You can have a look at what AVA Direct offers here (it's the same thing I built myself from scratch, but for a couple of hundred more assembled with a 3 year warranty):
http://www.avadirect.com/product_details_configurator.asp?PRID=14214
It's wicked fast, burns only 120 watts idling (200 watts crunching hard). I used a Radeon HD4850 VGA which is great for gaming but overkill for Drupal development and uses more power too.

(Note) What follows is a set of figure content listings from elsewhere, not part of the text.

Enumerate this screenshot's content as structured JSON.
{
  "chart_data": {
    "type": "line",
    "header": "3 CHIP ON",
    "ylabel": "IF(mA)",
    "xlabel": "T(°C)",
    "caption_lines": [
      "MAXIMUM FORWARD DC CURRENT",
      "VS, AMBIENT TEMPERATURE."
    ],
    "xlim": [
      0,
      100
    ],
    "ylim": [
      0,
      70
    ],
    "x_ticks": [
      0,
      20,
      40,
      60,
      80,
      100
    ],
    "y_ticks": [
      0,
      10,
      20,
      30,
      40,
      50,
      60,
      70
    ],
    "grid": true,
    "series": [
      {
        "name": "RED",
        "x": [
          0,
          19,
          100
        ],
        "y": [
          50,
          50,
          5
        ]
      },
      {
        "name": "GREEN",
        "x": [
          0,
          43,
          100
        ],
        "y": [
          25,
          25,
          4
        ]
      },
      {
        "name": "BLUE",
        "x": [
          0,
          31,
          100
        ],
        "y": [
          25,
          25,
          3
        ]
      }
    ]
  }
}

So if you're looking for a portable server/development box and don't want to shell out megabux for a MAC (Mac Pro doesn't have an i7 for comparison but the Xeons are off the charts expensive and NOT portable) and be tied into expensive proprietary software, try this route. FreeBSD (PCBSD) if fast, stable and free. OSX is mostly FreeBSD under the hood anyway. Gimp gives you most of what Photoshop does and 99% of what most web developers need, and a vector graphics editor, Inkscape, plus there are several IDEs including Eclipse, Bluefish, and Kompozer (and soon e-Text, the clone of Textmate) available. And of course OpenOffice. All for freeeee! Of course if you're more comfortable with Linux, you can get almost the same basic functionality with Ubuntu (or Kubuntu).